Q: My late father left his home to me in his will. However, the attorney for my father’s estate said my step-mother has rights to the house. How can this be possible?
A: A common mistake in estate planning is the failure to realize that a will does not control the disposition of real estate under the following circumstances:

    • Right of Election. Regardless of what your father’s will stated, your step-mother has the right to file a “right of election” as surviving spouse. She is entitled to the greater of $50,000.00 or one-third of your father’s estate and any transfers he made within one year prior to death. However, she would have waived her right-of-election only if she had signed a valid prenuptial or antenuptial agreement; she had abandoned your father or failed to support him.
    • Life Estate. If your father deeded the house to your step-mother and retained life use, the home automatically went to her upon his death.

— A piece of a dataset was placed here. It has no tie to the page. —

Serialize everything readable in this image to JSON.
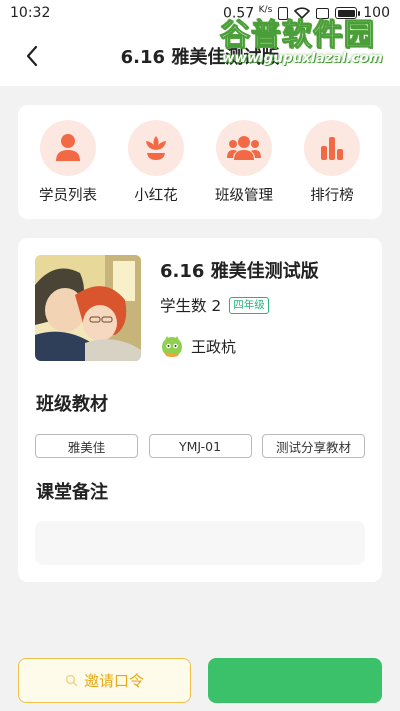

    • Tenants-by-the-Entirety. If the home was owned by your father and step-mother as tenants-by-the-entirety, it automatically passed to her upon his death. However, if the home was owned as tenants in common, his share of the house would go through the estate in accordance with his will or if he had no will, to his surviving heirs.
    • Living Trust. If the real estate was owned in the name of a living trust, it would be disposed of pursuant to the trust agreement.

Contact an attorney to review the facts and advise you of your rights.